Sep 27, 2021 09:36 PM

Fatal E-Bike Explosion Highlights Lack of Safe Charging Options

Electric bicycles are parked in a row on a street in Beijing on Jan. 30. Photo: VCG
Electric bicycles are parked in a row on a street in Beijing on Jan. 30. Photo: VCG

Two recent e-bike battery fires in China’s capital — one of which turned deadly — have put a spotlight on the limited options for riders to safely charge their bikes in the world’s largest market for the vehicles, as authorities step up bans on doing so at home.

Five people were killed in a fire in a residential complex last week in Beijing after a lithium e-bike battery being charged by a resident inside his apartment exploded in the middle of the night, with flames soon spreading to other floors of the building, according to a social media post from the city fire service (link in Chinese).

A few days later a second incident occurred in the capital when an e-bike burst into flames and later exploded while being ridden, although nobody was hurt.

These are just the latest incidents involving e-bikes and their batteries that number in the thousands each year, even as stricter regulations on indoor charging to prevent building fires and few outdoor options leave riders in a bind, despite there being roughly 300 million on China’s roads.

That number dwarfs the just 9.7 million public charging stations for e-bikes across China in 2020, with growth climbing at a paltry 6.8% in 2019, according to market research institute Zero Power Intelligence.

Meanwhile, the fire risk from e-bikes remains unabated, with a total of 6,462 fires caused by e-bikes have been reported across the country between January and July 20, of which 62.1% were linked to lithium batteries, the authority’s data (link in Chinese) shows. These were mainly caused by overcharging, battery cell failure or electrical short circuits, according to the Fire and Rescue Department under the Ministry of Emergency Management.

The two types of batteries currently used in e-bikes across China are the traditional lead-acid type and lithium-ion, whose fire risk has risen to prominence after a number of high-profile global incidents and product recalls involving mobile phones and electric cars.

In 2016, South Korean phone maker Samsung issued one of the largest recalls in history of 2.5 million Note 7 smartphones, due to fires caused by faulty batteries, while fires in Chevy Volts and Tesla Model S vehicles also gained wide media exposure, according to a report last August in the Journal of The Electrochemical Society.
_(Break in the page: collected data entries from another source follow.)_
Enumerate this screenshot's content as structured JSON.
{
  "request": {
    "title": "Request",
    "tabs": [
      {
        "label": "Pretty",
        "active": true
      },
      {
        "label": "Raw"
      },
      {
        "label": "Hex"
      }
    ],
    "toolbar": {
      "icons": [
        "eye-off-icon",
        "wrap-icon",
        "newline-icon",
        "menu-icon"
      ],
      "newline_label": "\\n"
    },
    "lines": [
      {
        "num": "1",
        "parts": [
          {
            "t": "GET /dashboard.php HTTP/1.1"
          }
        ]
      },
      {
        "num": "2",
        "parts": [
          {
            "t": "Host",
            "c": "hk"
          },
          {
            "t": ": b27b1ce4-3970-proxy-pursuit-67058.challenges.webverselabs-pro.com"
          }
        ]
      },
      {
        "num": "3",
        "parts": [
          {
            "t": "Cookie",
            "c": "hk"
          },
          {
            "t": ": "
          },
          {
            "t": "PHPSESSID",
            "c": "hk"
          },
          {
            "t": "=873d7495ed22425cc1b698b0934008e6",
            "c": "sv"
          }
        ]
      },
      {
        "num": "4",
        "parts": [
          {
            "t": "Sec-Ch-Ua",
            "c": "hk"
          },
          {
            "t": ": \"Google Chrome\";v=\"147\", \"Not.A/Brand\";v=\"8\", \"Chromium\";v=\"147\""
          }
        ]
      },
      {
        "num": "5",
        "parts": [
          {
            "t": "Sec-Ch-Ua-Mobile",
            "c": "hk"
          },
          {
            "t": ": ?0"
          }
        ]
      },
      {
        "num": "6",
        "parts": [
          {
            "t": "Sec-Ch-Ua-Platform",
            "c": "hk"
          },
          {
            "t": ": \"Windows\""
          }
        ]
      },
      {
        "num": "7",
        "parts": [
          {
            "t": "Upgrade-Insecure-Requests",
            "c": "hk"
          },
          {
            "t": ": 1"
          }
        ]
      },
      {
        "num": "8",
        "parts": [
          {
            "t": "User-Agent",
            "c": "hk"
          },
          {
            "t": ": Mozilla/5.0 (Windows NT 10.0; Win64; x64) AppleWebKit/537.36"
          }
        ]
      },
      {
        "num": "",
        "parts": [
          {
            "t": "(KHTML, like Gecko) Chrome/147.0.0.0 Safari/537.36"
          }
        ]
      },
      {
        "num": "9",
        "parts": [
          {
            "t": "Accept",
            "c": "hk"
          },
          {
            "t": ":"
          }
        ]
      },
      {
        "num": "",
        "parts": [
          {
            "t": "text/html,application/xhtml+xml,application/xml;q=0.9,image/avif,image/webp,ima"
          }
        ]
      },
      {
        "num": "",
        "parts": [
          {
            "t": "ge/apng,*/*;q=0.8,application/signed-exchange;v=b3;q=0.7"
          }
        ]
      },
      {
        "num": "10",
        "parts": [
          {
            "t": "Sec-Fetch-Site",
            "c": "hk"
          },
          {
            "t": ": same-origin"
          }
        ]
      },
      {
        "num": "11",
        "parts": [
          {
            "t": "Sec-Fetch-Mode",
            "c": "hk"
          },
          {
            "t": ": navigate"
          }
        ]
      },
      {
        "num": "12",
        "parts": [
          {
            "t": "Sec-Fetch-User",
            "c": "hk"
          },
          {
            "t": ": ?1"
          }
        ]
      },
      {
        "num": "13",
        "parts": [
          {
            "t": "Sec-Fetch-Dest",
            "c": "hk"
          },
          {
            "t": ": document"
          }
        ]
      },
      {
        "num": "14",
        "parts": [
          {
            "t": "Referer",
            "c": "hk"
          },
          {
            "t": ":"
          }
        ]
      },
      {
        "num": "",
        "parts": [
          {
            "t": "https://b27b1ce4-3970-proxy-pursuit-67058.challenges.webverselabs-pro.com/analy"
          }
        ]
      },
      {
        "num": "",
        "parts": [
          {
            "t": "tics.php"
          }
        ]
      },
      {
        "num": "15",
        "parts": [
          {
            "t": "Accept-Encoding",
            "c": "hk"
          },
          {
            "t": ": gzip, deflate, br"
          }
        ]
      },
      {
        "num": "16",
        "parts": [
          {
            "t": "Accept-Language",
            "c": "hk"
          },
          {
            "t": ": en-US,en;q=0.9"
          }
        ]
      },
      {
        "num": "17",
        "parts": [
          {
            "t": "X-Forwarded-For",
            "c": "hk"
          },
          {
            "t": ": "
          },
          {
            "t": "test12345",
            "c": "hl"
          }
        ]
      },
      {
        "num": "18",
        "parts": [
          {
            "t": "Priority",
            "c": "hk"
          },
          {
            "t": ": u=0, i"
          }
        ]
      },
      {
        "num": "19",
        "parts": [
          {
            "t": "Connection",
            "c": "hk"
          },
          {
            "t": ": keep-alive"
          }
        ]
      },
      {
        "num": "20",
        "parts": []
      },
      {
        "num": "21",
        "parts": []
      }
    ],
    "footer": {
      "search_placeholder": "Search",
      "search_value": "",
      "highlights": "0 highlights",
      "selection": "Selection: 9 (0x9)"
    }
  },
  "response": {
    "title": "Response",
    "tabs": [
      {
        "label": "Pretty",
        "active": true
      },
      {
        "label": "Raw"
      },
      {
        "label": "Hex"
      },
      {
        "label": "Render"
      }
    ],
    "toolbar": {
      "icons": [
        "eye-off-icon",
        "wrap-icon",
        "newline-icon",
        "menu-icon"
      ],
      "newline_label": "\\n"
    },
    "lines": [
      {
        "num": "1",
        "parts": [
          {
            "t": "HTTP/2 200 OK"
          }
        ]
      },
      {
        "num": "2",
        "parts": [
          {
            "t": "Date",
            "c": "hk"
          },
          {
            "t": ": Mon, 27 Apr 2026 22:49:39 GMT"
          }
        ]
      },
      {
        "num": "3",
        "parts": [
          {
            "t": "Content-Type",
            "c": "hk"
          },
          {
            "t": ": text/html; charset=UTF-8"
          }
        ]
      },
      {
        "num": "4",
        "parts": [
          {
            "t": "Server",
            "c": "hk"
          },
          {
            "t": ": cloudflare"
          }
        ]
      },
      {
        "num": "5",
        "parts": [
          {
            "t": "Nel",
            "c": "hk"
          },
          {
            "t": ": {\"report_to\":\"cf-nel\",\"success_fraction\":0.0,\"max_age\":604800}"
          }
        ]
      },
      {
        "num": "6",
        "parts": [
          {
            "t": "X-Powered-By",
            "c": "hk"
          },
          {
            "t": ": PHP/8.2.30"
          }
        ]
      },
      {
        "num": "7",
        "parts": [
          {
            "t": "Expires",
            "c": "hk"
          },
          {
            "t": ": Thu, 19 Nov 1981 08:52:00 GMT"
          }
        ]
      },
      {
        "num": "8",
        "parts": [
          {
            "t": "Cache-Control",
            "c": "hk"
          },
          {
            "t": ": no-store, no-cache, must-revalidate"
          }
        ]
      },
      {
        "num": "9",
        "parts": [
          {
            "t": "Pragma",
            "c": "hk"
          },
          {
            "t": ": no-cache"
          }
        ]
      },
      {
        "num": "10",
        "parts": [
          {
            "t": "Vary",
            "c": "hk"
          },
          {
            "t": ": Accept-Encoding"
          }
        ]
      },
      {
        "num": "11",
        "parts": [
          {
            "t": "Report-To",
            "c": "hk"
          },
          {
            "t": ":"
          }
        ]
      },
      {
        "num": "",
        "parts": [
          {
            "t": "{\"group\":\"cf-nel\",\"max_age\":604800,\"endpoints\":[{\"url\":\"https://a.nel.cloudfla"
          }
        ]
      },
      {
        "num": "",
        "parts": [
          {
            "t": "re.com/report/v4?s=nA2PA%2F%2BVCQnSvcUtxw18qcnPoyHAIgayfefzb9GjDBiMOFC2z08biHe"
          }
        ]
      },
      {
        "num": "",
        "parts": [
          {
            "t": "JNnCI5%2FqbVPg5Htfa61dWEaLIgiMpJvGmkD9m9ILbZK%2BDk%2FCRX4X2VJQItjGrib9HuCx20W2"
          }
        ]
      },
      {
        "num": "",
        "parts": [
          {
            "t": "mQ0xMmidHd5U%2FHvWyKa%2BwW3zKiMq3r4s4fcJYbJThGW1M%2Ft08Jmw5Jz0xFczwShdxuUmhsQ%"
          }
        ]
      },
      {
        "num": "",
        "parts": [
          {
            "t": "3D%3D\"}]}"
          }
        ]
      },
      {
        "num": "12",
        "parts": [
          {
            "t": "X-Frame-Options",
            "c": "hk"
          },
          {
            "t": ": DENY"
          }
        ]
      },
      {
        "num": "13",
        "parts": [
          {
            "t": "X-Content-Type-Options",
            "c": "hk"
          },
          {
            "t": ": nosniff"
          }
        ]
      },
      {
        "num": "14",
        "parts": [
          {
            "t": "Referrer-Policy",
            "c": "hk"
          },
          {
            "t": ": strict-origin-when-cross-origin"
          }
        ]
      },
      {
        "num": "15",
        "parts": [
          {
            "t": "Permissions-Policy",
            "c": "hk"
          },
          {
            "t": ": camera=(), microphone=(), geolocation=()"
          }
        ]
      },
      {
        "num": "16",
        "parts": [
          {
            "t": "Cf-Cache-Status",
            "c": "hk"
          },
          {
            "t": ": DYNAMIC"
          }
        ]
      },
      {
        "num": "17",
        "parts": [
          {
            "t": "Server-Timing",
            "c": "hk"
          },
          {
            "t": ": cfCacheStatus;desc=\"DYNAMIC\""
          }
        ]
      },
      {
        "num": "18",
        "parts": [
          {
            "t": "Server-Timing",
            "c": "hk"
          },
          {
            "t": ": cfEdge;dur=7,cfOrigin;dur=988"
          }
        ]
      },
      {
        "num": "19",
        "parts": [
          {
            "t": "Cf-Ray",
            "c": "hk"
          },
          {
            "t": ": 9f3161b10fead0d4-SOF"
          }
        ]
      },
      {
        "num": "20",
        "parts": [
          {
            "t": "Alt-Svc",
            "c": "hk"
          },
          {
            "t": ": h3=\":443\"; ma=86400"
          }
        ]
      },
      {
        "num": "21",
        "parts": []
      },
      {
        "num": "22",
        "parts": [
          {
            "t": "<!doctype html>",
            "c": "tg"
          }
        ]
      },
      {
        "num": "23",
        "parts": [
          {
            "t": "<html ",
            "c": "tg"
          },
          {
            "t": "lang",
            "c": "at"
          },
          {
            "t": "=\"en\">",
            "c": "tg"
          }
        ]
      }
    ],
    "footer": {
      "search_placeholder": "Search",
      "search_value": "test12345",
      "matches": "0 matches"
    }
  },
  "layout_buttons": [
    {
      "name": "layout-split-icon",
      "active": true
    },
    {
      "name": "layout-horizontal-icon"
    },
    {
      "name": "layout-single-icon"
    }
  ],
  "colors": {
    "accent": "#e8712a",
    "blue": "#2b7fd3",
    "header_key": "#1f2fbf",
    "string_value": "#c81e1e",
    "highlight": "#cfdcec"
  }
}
Unlike the lithium batteries, lead-acid battery production chains in China are very standardized after years of development, said Wang Zidong, the director of Electric Vehicle Major Battery Test Center under the National High-tech R&D Program — or 863 Program — which was approved by the late Deng Xiaoping in the 1980s to boost China’s high-tech development.

However, e-bike producers are not responsible for providing batteries, with customers selecting their own, which may lead newcomers to purchase those made by unknown producers, Wang added.

After the fatal explosion and fire on Sept. 20, Beijing’s housing watchdog released an urgent rule (link in Chinese) forbidding riders from parking or charging e-bikes in residential apartment lobbies, corridors, fire exits and stairwells, while requiring property management to closely monitor compliance by installing surveillance cameras.

To follow up, through to Friday (link in Chinese), the Beijing Comprehensive Emergency Rescue Detachment had dispatched 65 teams to inspect the e-bike charging compliance in 358 neighborhoods and confiscated more than 60 bikes that were in violation of the rules.

Last month, the municipal government enacted guidelines (link in Chinese) encouraging compound managers to install public parking lots and charging stations for e-bikes.

However, few compounds can offer such public spaces for riders, forcing riders to charge their bikes in other often hazardous ways.

Last year a survey (link in Chinese) by the city government of Nanjing revealed that only 59% of respondents lived in compounds that were equipped with public charging stations for e-bikes, and some that did have access to public facilities often didn’t use them due to a lack of vacant chargers, high fees and the distance between their home and the stations.

To address the fire hazard issue, the Ministry of Industry and Information Technology released guidelines for e-bike production in 2018, which emphasized fire safety.

But the guidelines are still insufficient, says Zhang Yingcong, a researcher at the Shenyang Fire Science and Technology Research Institute under the northeastern Chinese city’s National Emergency Management Bureau.

“A lot of suggestions were made for the national standards, but they were not adopted because of concerns about cost increases,” he told Caixin.